Crossing it on a motorbike is priceless. Don’t miss it.
To get to Uyuni from LaPaz there are basically two options:
1. direct road from Challapata to Uyuni
2. continue in Challapata on the Ruta 1 to Potosi and then go west to Uyuni.
The first option is a really bad road. Lots of cur rogations, sandy parts, lots of construction. They are building a new road, so in a few months this might be a good option. But certainly till middle of 2015 this is a very bad road for 160km. But it is very beautiful and there a nice spots to pitch your tent on the way (eg. rock formations few km before Rio Mulatos).
The second option is all paved and in good conditions. Potosi seems to be a nice city with a silver mine. So this is by far the easier route.
It case in rains:
In case it had rained, it is strongly recommended (by a lot of people, including local guides and international motorbike guides) to not enter on your own motorbike. That is especially the case for modern motorbikes with a lot of electronic equipment. The water splashes everywhere and may cause serious problems. After a day, or a week or a month…
Some people had to leave their motorbike there as the electrics got so badly torn up, that it was not repairable. Of course you can also go with your own bike if it is wet, if you are lucky you won’t have any problems.
You can rent motorbikes though (small Honda 400ccm which are big fun or more powerful DR650).
You can rent them at MTB: http://www.motorcycletoursuyuni.com
They only rent including guide at 200$ per day. Thats quite pricy, but totally worth it. The alternative would be to take one of the many 4×4 organised tours. That is a lot cheaper, but you miss the feeling of riding a motorbike on the salar, which is fantastic.
If the Salar is dry it is safe to go on your own bike
Ride into the void:
There are only few places where you can enter the Salar.
Don’t enter anywhere else and only use the tracks from the 4×4. Off the tracks the surface can be very soft so that you may sink your bike and need a 4×4 to pull it out.
The eastern entrance is in Colchani at the road from Chalapata to Uyuni at approx. 20km north of Uyuni (S20° 17.876′ W66° 56.130′). You can’t miss it. There are 2 salt hotels at the entrance. We haven’t stayed there, but people we met said it was interesting (plus you can see the sunset over the salar there).
Once you are on the Salar you can go wherever you want.
Once in the while little holes (up to 50cm diameter) offer a view into the world of salt crystals underneath (the locals call them “Ojos”). They are no danger and you can go and have a look.
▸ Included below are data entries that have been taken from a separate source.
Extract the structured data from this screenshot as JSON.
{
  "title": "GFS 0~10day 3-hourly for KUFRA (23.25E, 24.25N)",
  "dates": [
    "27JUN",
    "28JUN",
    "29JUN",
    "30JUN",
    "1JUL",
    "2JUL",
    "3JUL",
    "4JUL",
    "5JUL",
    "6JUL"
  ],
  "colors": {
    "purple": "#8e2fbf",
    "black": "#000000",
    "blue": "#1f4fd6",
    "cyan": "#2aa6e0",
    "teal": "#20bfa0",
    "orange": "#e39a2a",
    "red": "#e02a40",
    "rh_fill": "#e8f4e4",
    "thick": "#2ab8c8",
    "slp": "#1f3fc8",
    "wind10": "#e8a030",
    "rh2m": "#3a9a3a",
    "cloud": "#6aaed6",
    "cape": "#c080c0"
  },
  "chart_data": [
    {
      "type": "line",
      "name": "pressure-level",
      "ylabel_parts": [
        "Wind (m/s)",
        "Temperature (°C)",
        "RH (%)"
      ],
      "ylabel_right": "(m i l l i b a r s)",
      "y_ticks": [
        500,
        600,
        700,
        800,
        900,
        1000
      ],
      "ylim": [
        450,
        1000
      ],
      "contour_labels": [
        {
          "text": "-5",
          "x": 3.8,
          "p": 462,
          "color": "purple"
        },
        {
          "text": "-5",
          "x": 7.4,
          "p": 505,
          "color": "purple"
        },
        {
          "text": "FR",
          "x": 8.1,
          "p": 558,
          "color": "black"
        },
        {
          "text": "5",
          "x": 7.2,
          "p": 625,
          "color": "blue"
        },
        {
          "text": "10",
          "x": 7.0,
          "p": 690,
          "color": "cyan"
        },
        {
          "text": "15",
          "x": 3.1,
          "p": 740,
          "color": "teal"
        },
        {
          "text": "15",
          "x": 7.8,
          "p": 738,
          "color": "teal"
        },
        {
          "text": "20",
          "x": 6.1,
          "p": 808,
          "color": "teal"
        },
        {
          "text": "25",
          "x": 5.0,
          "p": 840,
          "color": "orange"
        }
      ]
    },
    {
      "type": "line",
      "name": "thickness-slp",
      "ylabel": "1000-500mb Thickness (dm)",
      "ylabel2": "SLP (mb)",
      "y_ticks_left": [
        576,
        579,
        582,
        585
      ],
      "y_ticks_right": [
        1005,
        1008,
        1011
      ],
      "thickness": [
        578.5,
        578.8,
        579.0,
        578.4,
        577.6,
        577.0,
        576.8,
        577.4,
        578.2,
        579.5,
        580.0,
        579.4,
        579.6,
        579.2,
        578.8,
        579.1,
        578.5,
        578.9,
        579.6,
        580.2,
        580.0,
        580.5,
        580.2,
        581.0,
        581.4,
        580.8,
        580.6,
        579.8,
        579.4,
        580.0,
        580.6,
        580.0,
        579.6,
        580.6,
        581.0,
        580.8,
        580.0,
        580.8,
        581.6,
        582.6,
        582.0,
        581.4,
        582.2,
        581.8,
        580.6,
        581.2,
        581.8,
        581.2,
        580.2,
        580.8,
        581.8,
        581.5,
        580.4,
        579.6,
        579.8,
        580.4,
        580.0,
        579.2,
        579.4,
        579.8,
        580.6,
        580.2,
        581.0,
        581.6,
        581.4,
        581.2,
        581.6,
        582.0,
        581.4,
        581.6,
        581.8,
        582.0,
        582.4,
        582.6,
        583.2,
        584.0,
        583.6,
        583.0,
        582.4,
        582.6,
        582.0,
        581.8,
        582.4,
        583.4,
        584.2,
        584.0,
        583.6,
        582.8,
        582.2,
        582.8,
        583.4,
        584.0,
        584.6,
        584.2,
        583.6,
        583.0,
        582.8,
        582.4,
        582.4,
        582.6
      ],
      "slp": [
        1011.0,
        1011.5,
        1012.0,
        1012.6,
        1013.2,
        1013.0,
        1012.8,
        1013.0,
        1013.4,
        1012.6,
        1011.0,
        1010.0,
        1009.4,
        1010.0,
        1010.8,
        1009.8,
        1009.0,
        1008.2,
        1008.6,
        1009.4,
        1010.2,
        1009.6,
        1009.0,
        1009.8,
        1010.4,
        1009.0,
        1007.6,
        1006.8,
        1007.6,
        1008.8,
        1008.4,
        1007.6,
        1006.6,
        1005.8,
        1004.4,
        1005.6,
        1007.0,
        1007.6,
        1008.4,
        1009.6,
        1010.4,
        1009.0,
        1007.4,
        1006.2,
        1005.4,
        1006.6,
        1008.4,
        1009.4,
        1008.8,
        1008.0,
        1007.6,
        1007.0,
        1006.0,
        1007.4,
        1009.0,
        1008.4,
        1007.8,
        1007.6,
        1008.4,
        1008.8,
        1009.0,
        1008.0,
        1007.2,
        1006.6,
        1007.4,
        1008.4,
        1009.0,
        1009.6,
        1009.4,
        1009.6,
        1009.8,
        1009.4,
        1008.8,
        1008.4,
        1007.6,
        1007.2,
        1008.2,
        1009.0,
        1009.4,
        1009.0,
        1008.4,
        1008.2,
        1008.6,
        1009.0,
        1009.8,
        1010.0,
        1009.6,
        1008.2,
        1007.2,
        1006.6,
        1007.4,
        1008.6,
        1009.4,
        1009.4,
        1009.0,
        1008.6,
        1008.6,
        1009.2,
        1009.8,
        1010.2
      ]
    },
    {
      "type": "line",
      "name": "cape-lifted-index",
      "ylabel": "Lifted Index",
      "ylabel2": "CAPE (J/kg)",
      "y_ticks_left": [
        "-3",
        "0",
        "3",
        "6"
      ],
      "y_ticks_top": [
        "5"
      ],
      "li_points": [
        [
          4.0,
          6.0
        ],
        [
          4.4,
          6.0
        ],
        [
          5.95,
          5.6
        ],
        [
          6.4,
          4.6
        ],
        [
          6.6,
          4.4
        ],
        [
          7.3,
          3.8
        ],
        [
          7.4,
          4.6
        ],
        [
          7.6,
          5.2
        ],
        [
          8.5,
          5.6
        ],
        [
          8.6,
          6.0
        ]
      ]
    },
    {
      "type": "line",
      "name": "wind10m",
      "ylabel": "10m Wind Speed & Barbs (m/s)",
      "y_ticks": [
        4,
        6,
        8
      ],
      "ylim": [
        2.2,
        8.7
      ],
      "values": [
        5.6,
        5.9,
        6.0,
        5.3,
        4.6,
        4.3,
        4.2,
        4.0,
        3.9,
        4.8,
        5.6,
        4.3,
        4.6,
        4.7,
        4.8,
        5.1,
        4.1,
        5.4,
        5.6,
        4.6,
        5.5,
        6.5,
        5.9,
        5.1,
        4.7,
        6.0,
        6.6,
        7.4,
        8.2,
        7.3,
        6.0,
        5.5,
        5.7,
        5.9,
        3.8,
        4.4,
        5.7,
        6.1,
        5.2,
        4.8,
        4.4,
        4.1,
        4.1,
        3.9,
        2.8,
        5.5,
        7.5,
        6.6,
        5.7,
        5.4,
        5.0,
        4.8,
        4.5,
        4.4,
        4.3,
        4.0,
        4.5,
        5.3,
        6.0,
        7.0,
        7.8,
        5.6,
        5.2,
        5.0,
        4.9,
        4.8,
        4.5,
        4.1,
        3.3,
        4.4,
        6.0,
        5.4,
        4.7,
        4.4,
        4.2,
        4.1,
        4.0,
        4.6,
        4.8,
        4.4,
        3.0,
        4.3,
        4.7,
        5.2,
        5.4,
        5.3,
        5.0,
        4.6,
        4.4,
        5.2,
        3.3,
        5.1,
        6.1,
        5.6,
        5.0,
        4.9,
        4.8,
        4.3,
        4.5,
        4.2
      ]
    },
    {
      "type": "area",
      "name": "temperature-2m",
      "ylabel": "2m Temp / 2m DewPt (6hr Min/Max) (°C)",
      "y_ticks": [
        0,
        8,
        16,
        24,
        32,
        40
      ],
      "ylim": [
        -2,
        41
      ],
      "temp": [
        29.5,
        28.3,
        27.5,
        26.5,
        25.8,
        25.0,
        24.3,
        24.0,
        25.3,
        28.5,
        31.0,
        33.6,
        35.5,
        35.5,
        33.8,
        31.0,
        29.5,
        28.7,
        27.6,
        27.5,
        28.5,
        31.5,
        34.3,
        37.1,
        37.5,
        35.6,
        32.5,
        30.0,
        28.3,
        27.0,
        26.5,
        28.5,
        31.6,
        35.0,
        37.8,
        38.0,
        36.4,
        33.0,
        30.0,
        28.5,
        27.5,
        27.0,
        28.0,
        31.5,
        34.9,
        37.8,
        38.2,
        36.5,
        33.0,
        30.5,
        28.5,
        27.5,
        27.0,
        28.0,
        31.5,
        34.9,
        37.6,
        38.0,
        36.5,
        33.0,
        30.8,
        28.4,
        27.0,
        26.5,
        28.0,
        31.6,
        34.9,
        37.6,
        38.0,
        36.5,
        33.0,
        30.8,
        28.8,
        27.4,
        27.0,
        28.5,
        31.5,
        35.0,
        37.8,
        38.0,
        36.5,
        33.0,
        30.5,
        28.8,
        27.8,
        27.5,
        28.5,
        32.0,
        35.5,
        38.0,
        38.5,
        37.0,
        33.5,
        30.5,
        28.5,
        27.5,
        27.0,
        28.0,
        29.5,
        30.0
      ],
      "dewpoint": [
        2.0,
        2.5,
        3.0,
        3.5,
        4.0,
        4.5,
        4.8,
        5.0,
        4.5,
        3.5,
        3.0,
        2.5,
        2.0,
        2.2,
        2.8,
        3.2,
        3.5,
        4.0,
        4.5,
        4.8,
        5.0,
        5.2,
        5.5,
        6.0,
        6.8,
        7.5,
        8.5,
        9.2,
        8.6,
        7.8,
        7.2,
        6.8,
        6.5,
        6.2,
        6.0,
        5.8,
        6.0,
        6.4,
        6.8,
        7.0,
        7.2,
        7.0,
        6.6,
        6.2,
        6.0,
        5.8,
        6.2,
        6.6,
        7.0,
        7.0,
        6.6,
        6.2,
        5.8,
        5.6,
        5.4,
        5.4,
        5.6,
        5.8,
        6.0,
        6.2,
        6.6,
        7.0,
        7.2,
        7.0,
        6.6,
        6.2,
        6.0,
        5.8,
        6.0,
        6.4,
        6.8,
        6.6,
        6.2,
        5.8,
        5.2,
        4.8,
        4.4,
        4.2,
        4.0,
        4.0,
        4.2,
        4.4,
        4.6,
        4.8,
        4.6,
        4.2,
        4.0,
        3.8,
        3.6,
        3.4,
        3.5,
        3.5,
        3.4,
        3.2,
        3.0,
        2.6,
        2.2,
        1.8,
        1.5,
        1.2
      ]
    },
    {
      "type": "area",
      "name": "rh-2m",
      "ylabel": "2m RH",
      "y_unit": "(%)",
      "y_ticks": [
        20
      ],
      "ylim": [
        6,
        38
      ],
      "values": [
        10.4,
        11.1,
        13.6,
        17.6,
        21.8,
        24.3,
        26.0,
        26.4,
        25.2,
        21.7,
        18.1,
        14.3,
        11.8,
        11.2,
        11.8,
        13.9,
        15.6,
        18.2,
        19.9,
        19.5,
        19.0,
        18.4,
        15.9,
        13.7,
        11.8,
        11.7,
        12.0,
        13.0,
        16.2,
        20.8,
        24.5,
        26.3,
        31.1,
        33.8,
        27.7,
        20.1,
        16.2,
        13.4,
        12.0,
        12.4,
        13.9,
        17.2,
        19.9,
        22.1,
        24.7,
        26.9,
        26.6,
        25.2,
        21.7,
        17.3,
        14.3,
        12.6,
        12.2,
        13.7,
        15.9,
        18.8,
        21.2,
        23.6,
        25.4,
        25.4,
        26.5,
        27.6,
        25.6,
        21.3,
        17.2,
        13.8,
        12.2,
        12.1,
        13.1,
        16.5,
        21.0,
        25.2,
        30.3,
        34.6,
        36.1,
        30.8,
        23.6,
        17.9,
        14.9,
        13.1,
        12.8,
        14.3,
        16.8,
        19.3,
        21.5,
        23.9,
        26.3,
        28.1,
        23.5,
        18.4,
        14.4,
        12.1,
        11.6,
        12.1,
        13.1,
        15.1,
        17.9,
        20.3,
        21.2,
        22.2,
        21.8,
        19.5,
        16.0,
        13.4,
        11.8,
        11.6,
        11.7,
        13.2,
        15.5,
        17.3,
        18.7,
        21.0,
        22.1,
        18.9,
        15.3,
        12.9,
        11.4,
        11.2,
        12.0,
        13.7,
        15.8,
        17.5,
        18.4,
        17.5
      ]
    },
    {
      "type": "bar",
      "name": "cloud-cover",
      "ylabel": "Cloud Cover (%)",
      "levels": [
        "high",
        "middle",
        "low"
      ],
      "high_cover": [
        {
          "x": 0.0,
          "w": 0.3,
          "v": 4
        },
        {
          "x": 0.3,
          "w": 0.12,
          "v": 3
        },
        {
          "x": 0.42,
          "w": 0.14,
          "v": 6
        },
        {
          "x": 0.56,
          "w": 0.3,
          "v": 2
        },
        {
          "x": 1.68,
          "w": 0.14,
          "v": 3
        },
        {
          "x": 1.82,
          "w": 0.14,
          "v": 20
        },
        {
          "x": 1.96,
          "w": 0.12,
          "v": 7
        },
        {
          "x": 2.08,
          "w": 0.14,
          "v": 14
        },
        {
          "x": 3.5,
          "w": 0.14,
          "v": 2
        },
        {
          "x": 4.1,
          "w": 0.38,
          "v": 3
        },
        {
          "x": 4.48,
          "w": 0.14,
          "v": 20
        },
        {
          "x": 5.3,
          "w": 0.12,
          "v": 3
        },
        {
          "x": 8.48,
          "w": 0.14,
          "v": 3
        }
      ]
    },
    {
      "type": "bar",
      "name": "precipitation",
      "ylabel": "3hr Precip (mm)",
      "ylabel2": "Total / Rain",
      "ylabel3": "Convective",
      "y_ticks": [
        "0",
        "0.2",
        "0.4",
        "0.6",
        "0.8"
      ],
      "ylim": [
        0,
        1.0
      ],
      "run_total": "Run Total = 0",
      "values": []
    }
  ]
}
There is an island where all the 4×4 organized tours go to (S20° 14.498′ W67° 37.671′): Isla Incahuasi (formerly Isla Pescado). It has a little hill and offers a fantastic view. Only enter the island from the northeastern end (where you will see some huts and during the day dozens of 4×4, as the rest of the surroundings of the islands may have a thin salt crust).
It is great fun to ride the bike on the Salar. It is not slippery at all.
After the visit make sure to clean your bike at one of the many washing places in town.